Saturday, April 23, 2011

On a bender

If you spend anytime at all listening to Telecaster players, you're likely to hear some pretty crazy string bending going on. Players like Will Ray, Forrest Lee, Jr., Jerry Donahue and Jim Campilongo just to name a few. Usually this is standard stuff for country players. You can either use your fingers to do the bending; even behind the nut bends, or use a crazy device featured in this video: Fender Classic Vibe with G Bender.

This is once again, another headless demo.

And also, as a reminder, I'm not a country player, but I play one on the internet.

Thursday, April 7, 2011

Danelectro guitars - Masonite miracles

What can one say about Masonite? First off, it was invented in Mississippi by William Mason in 1924, and unlike other kinds of particle board, it's made entirely of natural ingredients (basically wood chips). If you were to grind it up, pour it into a bowl and add a little milk, it might be as good a breakfast cereal as anything you can buy in your local health food store. I don't suggest you try this at home, however.

The other thing about Masonite, is that most Danelectro guitars use it for their construction. Other materials used for the Danelectro include vinyl as well as that rare, exotic wood found in the outback regions of Home Depot, plywood.

First built in 1954, Danelectros originally cost $69 and could often be purchased at any Sears and Roebuck under the Silvertone brand name.

I own three Danelectros, all reissues, two of which cost less than $240. New, they are around $399 for a six-string and $449 for a 12-string (if you can find one). Also available are baritone and bass models.

When you buy a $3000 Les Paul with a beautifully carved striped maple top, Brazilian mahogany body and neck and rosewood fingerboard, you expect to pay big money. You don't have to worry about that with a Danelectro. Just thank William H. Mason for inventing Masonite which helped Nathan Daniel invent this inexpensive, great sounding guitar.

My '63 Reissue Danelectro (YouTube)
My '56 Reissue Danelectro (YouTube)
Danelectro celebs

Monday, April 4, 2011

Building a Partscaster

I've been wanting to build an early-50's Telecaster replica for quite a while, you know, since dinosaurs roamed the earth. I even had an unfinished body sitting around in my basement for a couple years, then I decided to work out (rim shot please). No really, I had a Tele body waiting for paint and waiting for me to take the plunge by getting off the couch.

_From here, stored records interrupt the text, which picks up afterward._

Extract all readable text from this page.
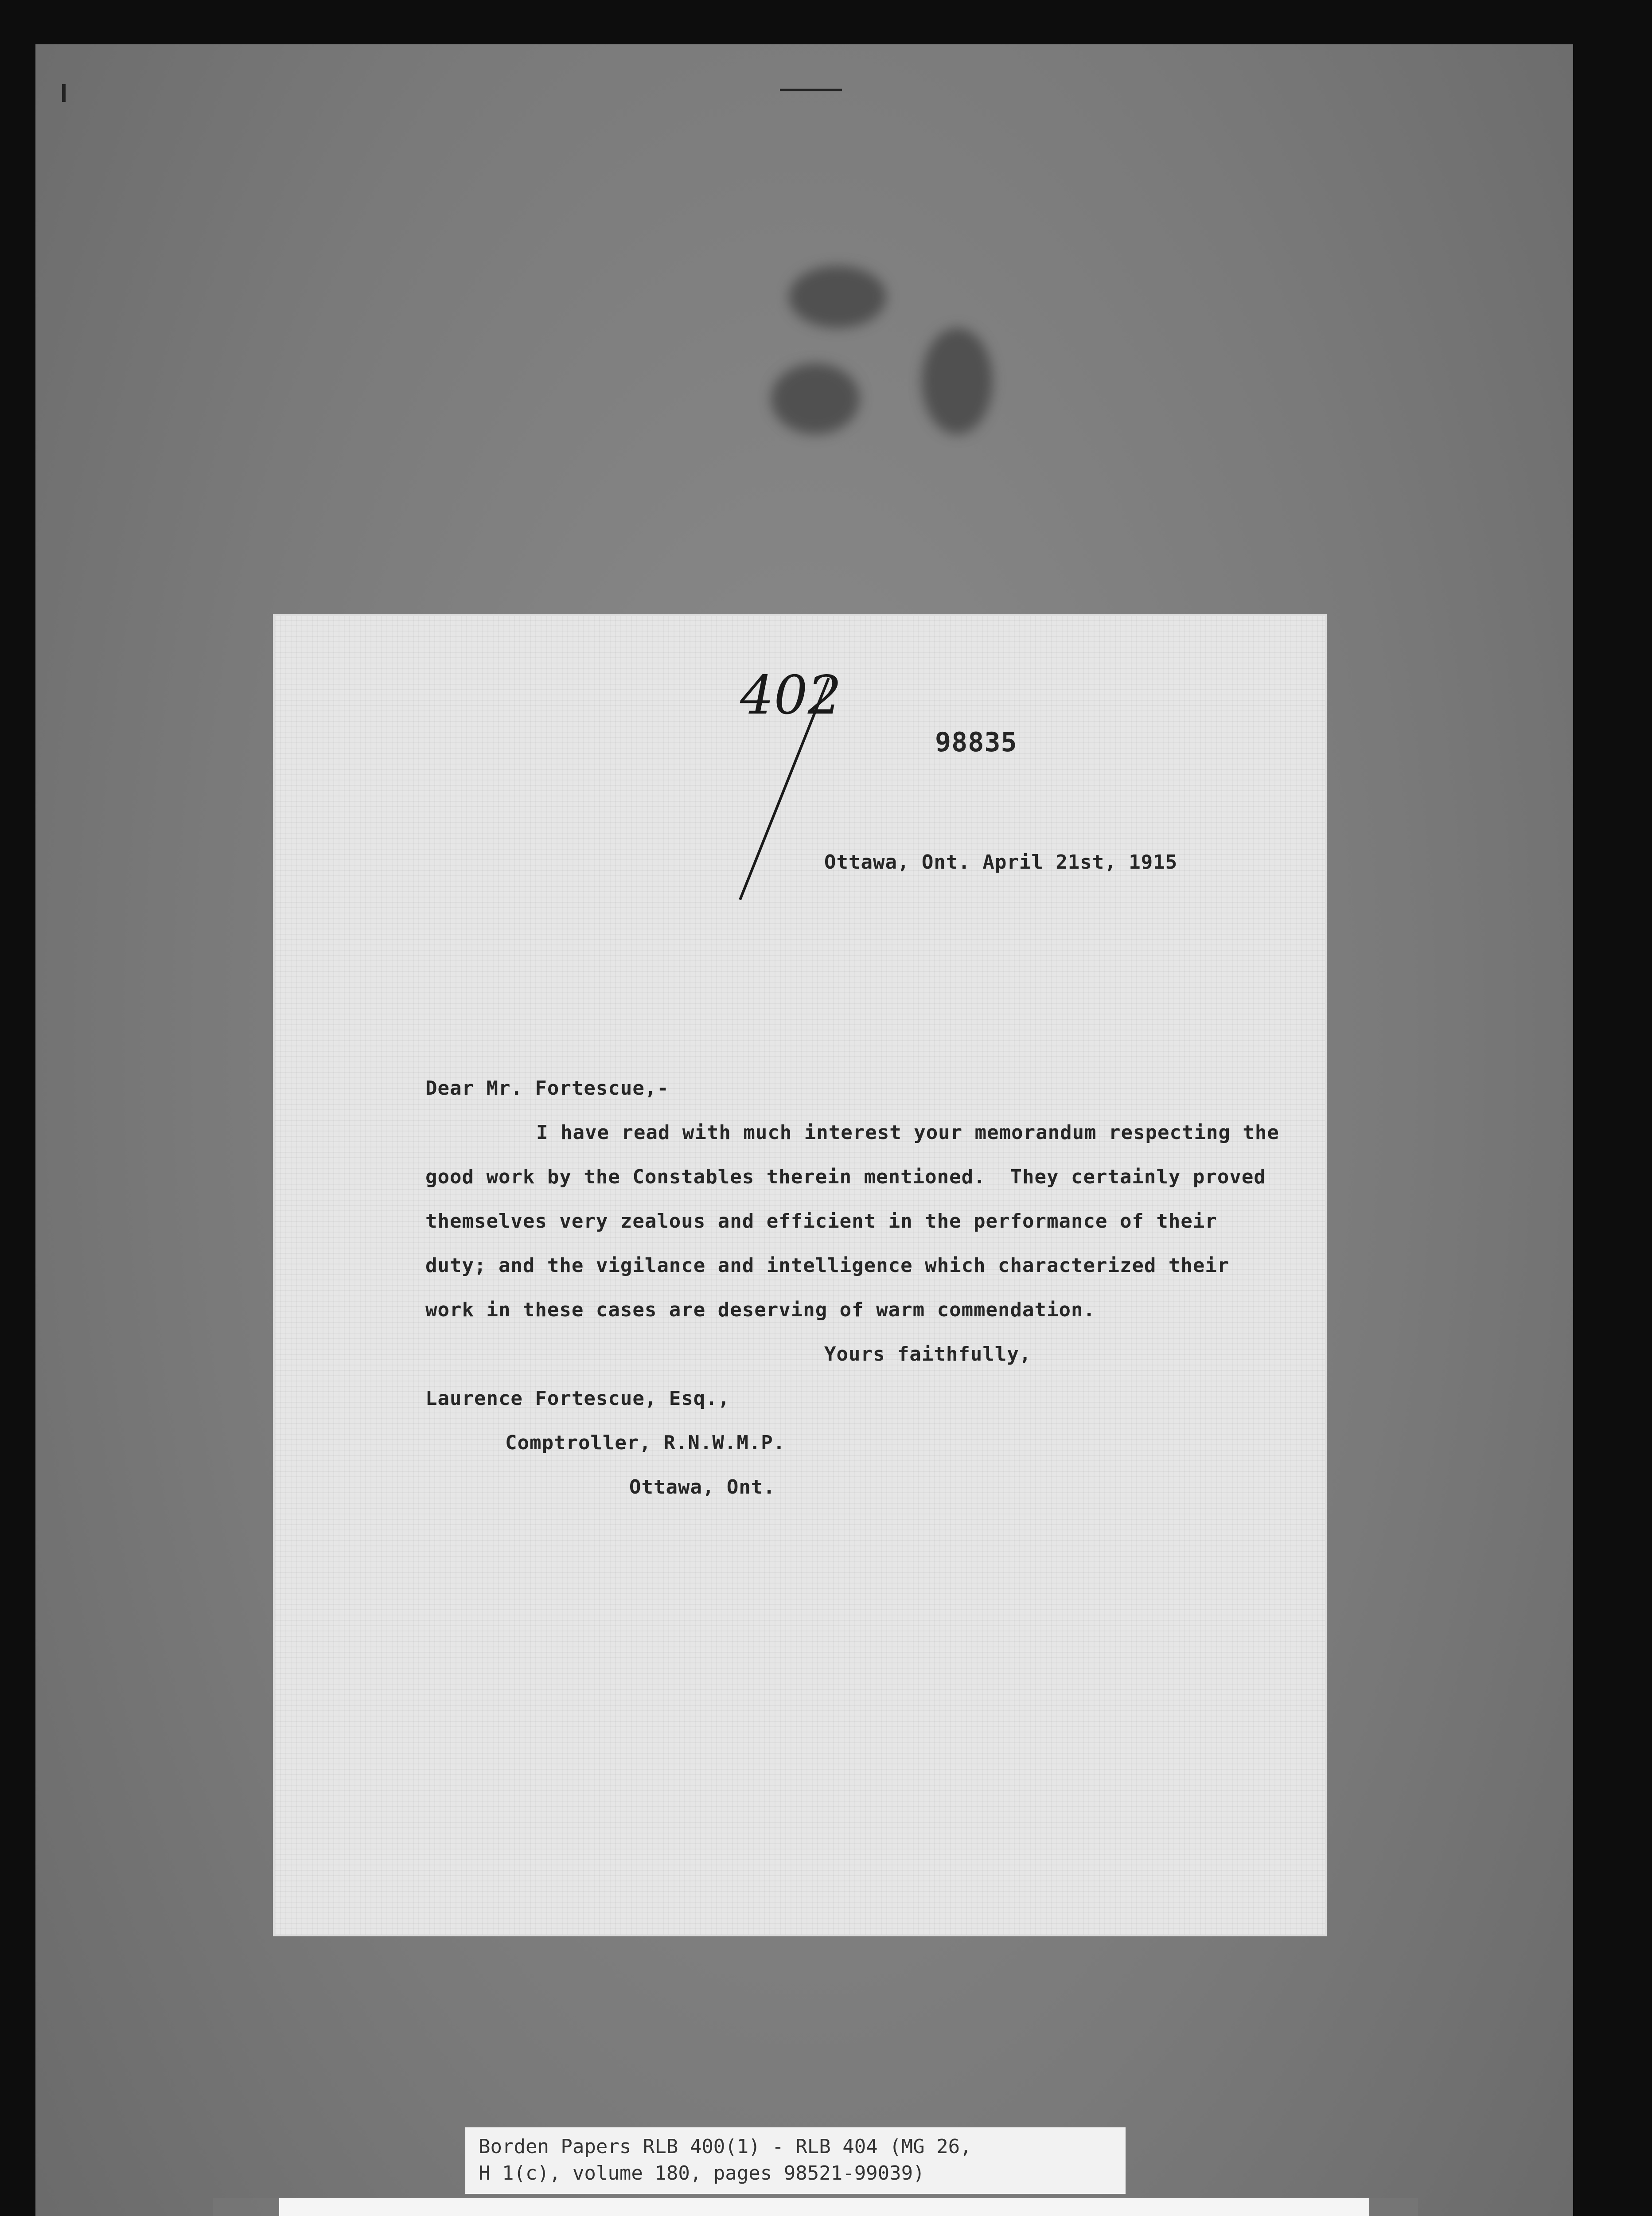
402
98835
Ottawa, Ont. April 21st, 1915
Dear Mr. Fortescue,-
I have read with much interest your memorandum respecting the
good work by the Constables therein mentioned.  They certainly proved
themselves very zealous and efficient in the performance of their
duty; and the vigilance and intelligence which characterized their
work in these cases are deserving of warm commendation.
Yours faithfully,
Laurence Fortescue, Esq.,
Comptroller, R.N.W.M.P.
Ottawa, Ont.
Borden Papers RLB 400(1) - RLB 404 (MG 26,
H 1(c), volume 180, pages 98521-99039)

After sealing, sanding and painting in the warmer months last year (yeah, I know, I'm really slow about these things), I finally began amassing and adding the hardware needed. My finishing job however, left a lot to be desired. The surface of the body, in places, has the texture of Tommy Lee Jones' face. After painting it, I could really see the spots that could have used more sanding before I had painted. From now on I'm calling it "reliced," which is guitar-speak for antiqued.

Initially, I decided to use some of the hardware and neck from my 2000 American Telecaster, mostly to see if the routs and the body were correct. Turns out they were a little off, but not so much as to make the body unusable. I forged ahead into unknown territory.

Once I got the strings on, and did a few minor adjustments, I had to admit, and my wife can verify this, it was the worst playing guitar I'd ever owned. Really.

Ok, with a few more neck and bridge adjustments, it started to play a bit better. Then came the real test. Plugging it in.

My 8-year old son had been making jokes, imagining that when I did plug it in, all we would hear was something akin to an old man trying to clear his clogged nasal passages on a humid July evening. But miracles do occur, and when we fired up the Super Champ, we actually heard a guitar; no loud humming, buzzing or rude noises anyone's aunt would be offended by. It sounded like a Tele, and a good one at that.

On a more technical note, I have an SD Broadcaster pickup in the bridge position and a Custom Shop Texas Special in the neck position. Next step is to find a period correct neck and some domed knobs and I'll be good to go!